🤖 AI Summary
This study addresses the challenge of limited annotated contrast-enhanced CT data for late-stage ovarian cancer diagnosis, hindered by privacy constraints and scarcity of labeled datasets, which impedes the development of generalizable models. To overcome this, the authors propose OvESyn—the first text-conditioned 3D CT synthesis framework tailored for abdominopelvic tumors—that generates realistic scans using only automated segmentation masks and routine preoperative clinical metadata, without requiring original radiology reports.
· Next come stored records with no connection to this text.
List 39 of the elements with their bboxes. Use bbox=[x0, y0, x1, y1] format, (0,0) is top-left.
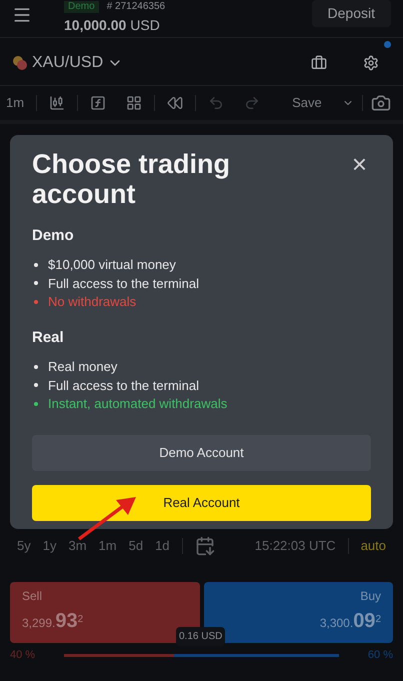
section-heading: Real bbox=[32, 328, 65, 348]
section-heading: Demo bbox=[32, 226, 75, 246]
feature-text: $10,000 virtual money bbox=[48, 256, 176, 274]
spread-label: 0.16 USD bbox=[176, 627, 226, 646]
account-badge: Demo bbox=[64, 1, 99, 13]
account-button[interactable]: Demo Account bbox=[32, 435, 371, 471]
function-icon[interactable] bbox=[90, 95, 106, 111]
deposit-button[interactable]: Deposit bbox=[312, 0, 391, 27]
close-button[interactable]: × bbox=[352, 151, 367, 177]
clock-text: 15:22:03 UTC bbox=[254, 537, 336, 556]
rewind-icon[interactable] bbox=[167, 95, 184, 111]
range-button[interactable]: 5d bbox=[128, 536, 144, 556]
account-number: # 271246356 bbox=[106, 1, 166, 13]
balance-amount: 10,000.00 bbox=[64, 16, 126, 35]
calendar-icon[interactable] bbox=[194, 536, 215, 556]
symbol-label[interactable]: XAU/USD bbox=[32, 50, 104, 74]
camera-icon[interactable] bbox=[370, 93, 391, 113]
range-button[interactable]: 1d bbox=[155, 536, 170, 556]
range-button[interactable]: 3m bbox=[68, 536, 87, 556]
range-button[interactable]: 1m bbox=[98, 536, 117, 556]
interval-button[interactable]: 1m bbox=[6, 93, 24, 113]
candles-icon[interactable] bbox=[49, 95, 66, 111]
layout-icon[interactable] bbox=[126, 95, 142, 111]
account-button[interactable]: Real Account bbox=[32, 485, 371, 521]
dialog-title: Choose trading account bbox=[32, 149, 232, 209]
auto-scale-button[interactable]: auto bbox=[360, 536, 386, 556]
range-button[interactable]: 1y bbox=[42, 536, 56, 556]
feature-text: No withdrawals bbox=[48, 293, 136, 311]
buy-share: 60 % bbox=[366, 648, 393, 663]
save-button[interactable]: Save bbox=[292, 93, 322, 113]
briefcase-icon[interactable] bbox=[311, 54, 327, 70]
feature-text: Full access to the terminal bbox=[48, 274, 200, 292]
feature-text: Instant, automated withdrawals bbox=[48, 395, 228, 413]
feature-text: Real money bbox=[48, 358, 118, 376]
sell-share: 40 % bbox=[10, 648, 36, 663]
feature-text: Full access to the terminal bbox=[48, 376, 200, 394]
balance-currency: USD bbox=[130, 16, 160, 35]
range-button[interactable]: 5y bbox=[17, 536, 31, 556]
settings-icon[interactable] bbox=[363, 54, 379, 70]
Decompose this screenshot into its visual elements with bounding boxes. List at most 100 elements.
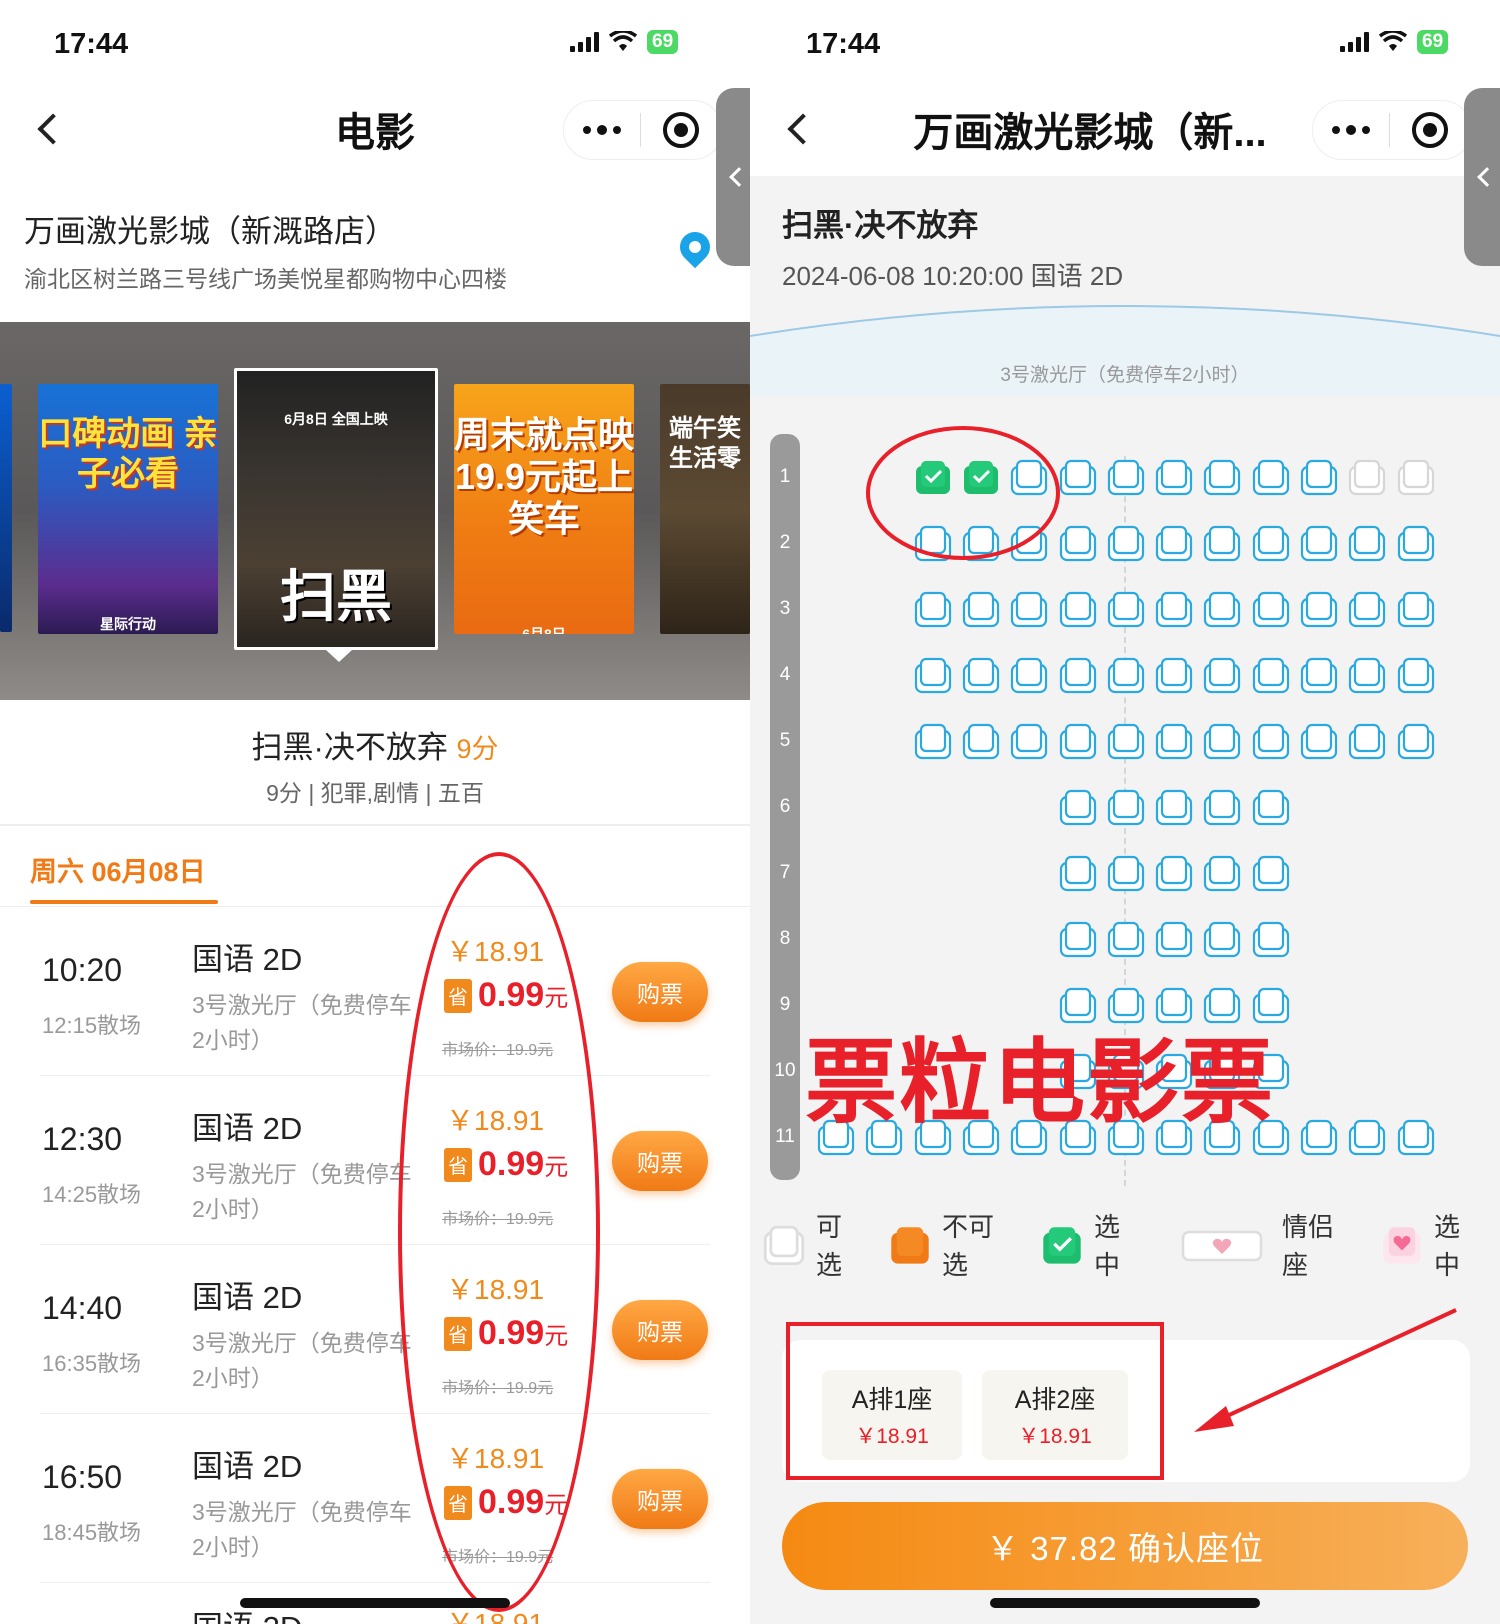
home-indicator [990,1598,1260,1608]
seat[interactable] [961,722,1001,767]
poster-0[interactable] [0,384,12,632]
seat[interactable] [1058,656,1098,701]
seat[interactable] [1251,788,1291,833]
seat[interactable] [1251,458,1291,503]
buy-ticket-button[interactable]: 购票 [612,1131,708,1191]
seat[interactable] [1202,656,1242,701]
seat[interactable] [1347,590,1387,635]
seat[interactable] [1154,590,1194,635]
side-drawer-tab[interactable] [1464,88,1500,266]
seat[interactable] [1106,458,1146,503]
seat[interactable] [1251,656,1291,701]
row-number: 4 [779,664,791,685]
seat[interactable] [1251,722,1291,767]
seat[interactable] [1154,854,1194,899]
seat[interactable] [1106,524,1146,569]
divider [0,824,750,826]
location-pin-icon[interactable] [673,225,717,269]
close-miniprogram-icon[interactable] [1412,112,1449,148]
seat[interactable] [961,656,1001,701]
seat[interactable] [1202,854,1242,899]
seat[interactable] [1396,590,1436,635]
seat[interactable] [1202,920,1242,965]
legend-sold: 不可选 [888,1208,998,1284]
poster-4[interactable]: 端午笑 生活零 [660,384,750,634]
date-tab-underline [30,900,218,904]
seat[interactable] [1154,920,1194,965]
seat[interactable] [1106,854,1146,899]
seat[interactable] [1396,1118,1436,1163]
seat[interactable] [1106,920,1146,965]
back-icon[interactable] [37,113,69,145]
seat[interactable] [1347,524,1387,569]
poster-carousel[interactable]: 口碑动画 亲子必看 星际行动 6月8日 全国上映 扫黑 周末就点映 19.9元起… [0,322,750,700]
seat[interactable] [1202,788,1242,833]
seat[interactable] [1154,722,1194,767]
seat[interactable] [1058,458,1098,503]
side-drawer-tab[interactable] [716,88,750,266]
seat[interactable] [1251,524,1291,569]
seat[interactable] [1106,656,1146,701]
seat[interactable] [1202,524,1242,569]
seat[interactable] [1396,656,1436,701]
seat[interactable] [1009,656,1049,701]
more-icon[interactable] [564,101,640,159]
poster-2-selected[interactable]: 6月8日 全国上映 扫黑 [234,368,438,650]
seat[interactable] [1347,722,1387,767]
seat[interactable] [1396,722,1436,767]
seat[interactable] [1202,722,1242,767]
seat[interactable] [1202,590,1242,635]
seat[interactable] [1058,590,1098,635]
seat[interactable] [913,722,953,767]
seat[interactable] [1154,788,1194,833]
seat[interactable] [1299,1118,1339,1163]
close-miniprogram-icon[interactable] [663,112,700,148]
confirm-seat-button[interactable]: ￥ 37.82 确认座位 [782,1502,1468,1590]
capsule-menu[interactable] [1312,100,1472,160]
seat[interactable] [1154,524,1194,569]
seat[interactable] [1106,722,1146,767]
seat[interactable] [961,590,1001,635]
seat[interactable] [1299,722,1339,767]
seat[interactable] [1058,854,1098,899]
capsule-menu[interactable] [563,100,723,160]
seat[interactable] [1106,788,1146,833]
seat[interactable] [1009,590,1049,635]
seat[interactable] [1396,524,1436,569]
poster-2-subtitle: 6月8日 全国上映 [284,411,388,427]
more-icon[interactable] [1313,101,1389,159]
buy-ticket-button[interactable]: 购票 [612,962,708,1022]
seat[interactable] [1299,524,1339,569]
seat[interactable] [1009,722,1049,767]
poster-3-subtitle: 6月8日 [522,626,566,634]
seat[interactable] [1106,590,1146,635]
seat[interactable] [1154,458,1194,503]
seat[interactable] [1058,722,1098,767]
row-number: 10 [774,1060,796,1081]
cinema-name: 万画激光影城（新溉路店） [24,214,396,249]
buy-ticket-button[interactable]: 购票 [612,1469,708,1529]
seat[interactable] [1058,920,1098,965]
poster-1[interactable]: 口碑动画 亲子必看 星际行动 [38,384,218,634]
buy-ticket-button[interactable]: 购票 [612,1300,708,1360]
seat[interactable] [1347,458,1387,503]
seat[interactable] [1154,656,1194,701]
seat[interactable] [1202,458,1242,503]
seat[interactable] [1299,458,1339,503]
seat[interactable] [1058,788,1098,833]
seat[interactable] [913,590,953,635]
seat[interactable] [1396,458,1436,503]
seat[interactable] [1058,524,1098,569]
poster-3[interactable]: 周末就点映 19.9元起上笑车 6月8日 [454,384,634,634]
seat[interactable] [913,656,953,701]
seat[interactable] [1251,590,1291,635]
seat[interactable] [1299,590,1339,635]
row-number: 3 [779,598,791,619]
status-time: 17:44 [806,28,881,60]
seat[interactable] [1251,920,1291,965]
seat[interactable] [1347,1118,1387,1163]
seat[interactable] [1251,854,1291,899]
date-tab[interactable]: 周六 06月08日 [30,850,206,889]
seat[interactable] [1347,656,1387,701]
seat[interactable] [1299,656,1339,701]
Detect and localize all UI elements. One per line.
Built upon a latent diffusion model, OvESyn integrates vision-language alignment and generator domain adaptation techniques, trained on data from 493 high-grade serous ovarian cancer patients. Experiments demonstrate that the full OvESyn model achieves superior fidelity in distribution and intensity (FID2.5D = 29.35, Precision = 0.671), while a generator variant attains a coverage of 0.645, effectively revealing the inherent trade-off between fidelity and diversity.
📝 Abstract
Ovarian cancer is frequently diagnosed at an advanced stage, making preoperative contrast-enhanced computed tomography (CT) central to staging and surgical planning; yet the scarcity of annotated imaging data, compounded by privacy regulations, limits the development of generalizable computational models in this domain. Text-conditioned 3D CT synthesis has shown promise, but existing pipelines depend on paired radiology reports and have been evaluated only on chest CT. We propose OvESyn (Ovarian Evidence-based Synthesis), a framework that constructs standardized Findings and Impression sections directly from CT-derived imaging descriptors and routine clinical metadata, without any original radiology report, and uses them to condition a latent diffusion model adapted to 493 high-grade serous ovarian carcinoma patients. This is the first text-conditioned 3D CT synthesis framework adapted to an abdomino-pelvic oncologic setting. A systematic ablation over two adaptation axes, vision-language encoder alignment and generator fine-tuning, identifies generator domain adaptation as the operative mechanism for crossing the domain gap and establishing the target anatomy: without it, synthesis remains anchored to the thoracic pretraining domain, with Precision and Recall collapsing to zero and FID2.5D exceeding 140, regardless of encoder alignment. Encoder alignment instead refines intensity and fine detail. The full OvESyn attains the best distributional and intensity fidelity (FID2.5D 29.35, Precision 0.671, Wasserstein-1 0.044), while the generator-only variant maximizes coverage (Recall 0.645), reflecting a fidelity/coverage trade-off governed by encoder adaptation. Requiring only automatic segmentations and routine preoperative metadata, OvESyn supports transferability to report-scarce settings and provides a foundation for synthetic cohort generation in abdomino-pelvic oncologic imaging.